Yes. Per 55 Pa Code, Chapter 1121 – Pharmaceutical Services - §1121.52, pharmacists can treat the standing order as a verbal order for Medical Assistance recipients.
Can a person other than the eligible Medical Assistance recipient (friend or family member) obtain the naloxone at the pharmacy on the recipient’s behalf? Will the Medical Assistance Program make payment?
PA Medical Assistance will make payment for naloxone for the eligible Medical Assistance recipient, even if they are a friend or family member and not the actual opioid user .
Is prior authorization required by Medical Assistance for any of the naloxone products or supplies?
The Evzio Auto-Injector is covered by Medical Assistance, but requires prior authorization. Generic naloxone is covered without the need for prior authorization.
Where can a pharmacy access Medical Assistance billing procedures for naloxone and the nasal actuator?
The Fee-for-Service Program will post information related to billing for naloxone on the DHS Pharmacy Services website. Pharmacies will need to contact each MCO individually to obtain information about their billing procedures.
Will copays apply for the naloxone products and nasal actuator?
No. The Medical Assistance copay will not apply.
Is there a limit to the number of times that a Medical Assistance recipient can get naloxone?

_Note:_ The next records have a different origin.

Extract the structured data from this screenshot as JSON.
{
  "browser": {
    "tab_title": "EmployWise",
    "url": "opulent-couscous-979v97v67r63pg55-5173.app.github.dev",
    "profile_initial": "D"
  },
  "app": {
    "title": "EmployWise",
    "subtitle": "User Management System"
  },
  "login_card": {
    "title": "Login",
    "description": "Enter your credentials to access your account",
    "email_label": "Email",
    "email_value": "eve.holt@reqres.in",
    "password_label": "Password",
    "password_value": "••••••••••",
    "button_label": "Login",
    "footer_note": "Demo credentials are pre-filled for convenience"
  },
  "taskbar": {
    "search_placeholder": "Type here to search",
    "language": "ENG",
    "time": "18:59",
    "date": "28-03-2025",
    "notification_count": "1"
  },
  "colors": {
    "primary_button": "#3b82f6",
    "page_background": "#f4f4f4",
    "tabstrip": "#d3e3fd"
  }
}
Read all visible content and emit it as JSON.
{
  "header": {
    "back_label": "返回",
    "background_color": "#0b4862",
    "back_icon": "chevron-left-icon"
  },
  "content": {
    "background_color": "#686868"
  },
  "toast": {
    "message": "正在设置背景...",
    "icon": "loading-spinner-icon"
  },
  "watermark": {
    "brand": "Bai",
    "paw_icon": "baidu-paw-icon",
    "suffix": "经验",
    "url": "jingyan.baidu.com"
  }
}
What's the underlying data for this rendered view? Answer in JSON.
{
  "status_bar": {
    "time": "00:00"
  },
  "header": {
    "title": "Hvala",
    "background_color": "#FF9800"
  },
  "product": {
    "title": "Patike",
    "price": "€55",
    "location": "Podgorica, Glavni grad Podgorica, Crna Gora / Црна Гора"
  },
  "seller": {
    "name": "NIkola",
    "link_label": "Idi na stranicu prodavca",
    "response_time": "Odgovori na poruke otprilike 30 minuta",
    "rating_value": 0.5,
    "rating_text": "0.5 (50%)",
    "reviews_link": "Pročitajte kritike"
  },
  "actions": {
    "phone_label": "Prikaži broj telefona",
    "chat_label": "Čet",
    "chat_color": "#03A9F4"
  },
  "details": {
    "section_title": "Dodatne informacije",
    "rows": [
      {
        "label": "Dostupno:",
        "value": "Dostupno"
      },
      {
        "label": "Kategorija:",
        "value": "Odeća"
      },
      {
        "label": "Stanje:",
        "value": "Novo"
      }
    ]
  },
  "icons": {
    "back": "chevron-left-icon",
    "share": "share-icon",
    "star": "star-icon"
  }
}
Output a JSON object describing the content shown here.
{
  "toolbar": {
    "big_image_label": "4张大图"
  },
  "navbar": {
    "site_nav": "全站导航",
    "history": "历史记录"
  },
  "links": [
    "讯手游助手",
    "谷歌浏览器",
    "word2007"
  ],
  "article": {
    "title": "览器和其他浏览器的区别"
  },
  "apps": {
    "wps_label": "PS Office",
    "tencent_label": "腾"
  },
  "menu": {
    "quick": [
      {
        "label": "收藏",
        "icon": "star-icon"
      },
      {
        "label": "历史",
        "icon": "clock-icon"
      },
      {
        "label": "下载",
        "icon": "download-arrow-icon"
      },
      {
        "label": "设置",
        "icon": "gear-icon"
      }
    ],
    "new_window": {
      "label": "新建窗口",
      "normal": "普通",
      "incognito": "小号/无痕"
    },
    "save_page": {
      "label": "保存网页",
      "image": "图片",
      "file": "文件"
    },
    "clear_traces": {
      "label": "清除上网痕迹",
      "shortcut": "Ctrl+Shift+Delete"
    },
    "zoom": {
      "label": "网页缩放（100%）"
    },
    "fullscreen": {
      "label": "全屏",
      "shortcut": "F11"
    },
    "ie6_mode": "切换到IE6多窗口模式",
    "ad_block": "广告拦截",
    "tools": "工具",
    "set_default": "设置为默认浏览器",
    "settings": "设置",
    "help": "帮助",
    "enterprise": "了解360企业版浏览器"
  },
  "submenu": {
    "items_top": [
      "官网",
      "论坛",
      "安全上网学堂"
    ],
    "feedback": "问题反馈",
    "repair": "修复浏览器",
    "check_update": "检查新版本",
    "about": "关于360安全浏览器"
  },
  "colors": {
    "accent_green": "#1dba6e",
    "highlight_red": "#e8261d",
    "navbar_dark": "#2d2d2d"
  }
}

No. There is no limit to the number of fills that can be obtained.
How can someone with an addiction to prescription pain medicines, heroin or other drugs get help?
Treatment for drug abuse and addiction is available! You can find out more by calling the County Drug and Alcohol Office
where you live or call us at 717-783-8200
While it may be uncomfortable to talk to someone about their substance abuse problem, it is more likely for an individual to seek help for their problem within days following an overdose if someone talks to them right after the overdose event about going to treatment.
Are there any other standing orders in Pennsylvania?
Yes. There have been three well publicized standing orders that we are aware of to date that impact Pennsylvania which include: 1) CVS who has developed one for their pharmacies nationwide; 2) Montgomery County; and 3) Allegheny County.
Are you concerned that the distribution of Naloxone might cause people to engage in increased drug use?
No. There is no evidence that suggests that people are more likely to use opioids or overdose on them because they have access to Naloxone.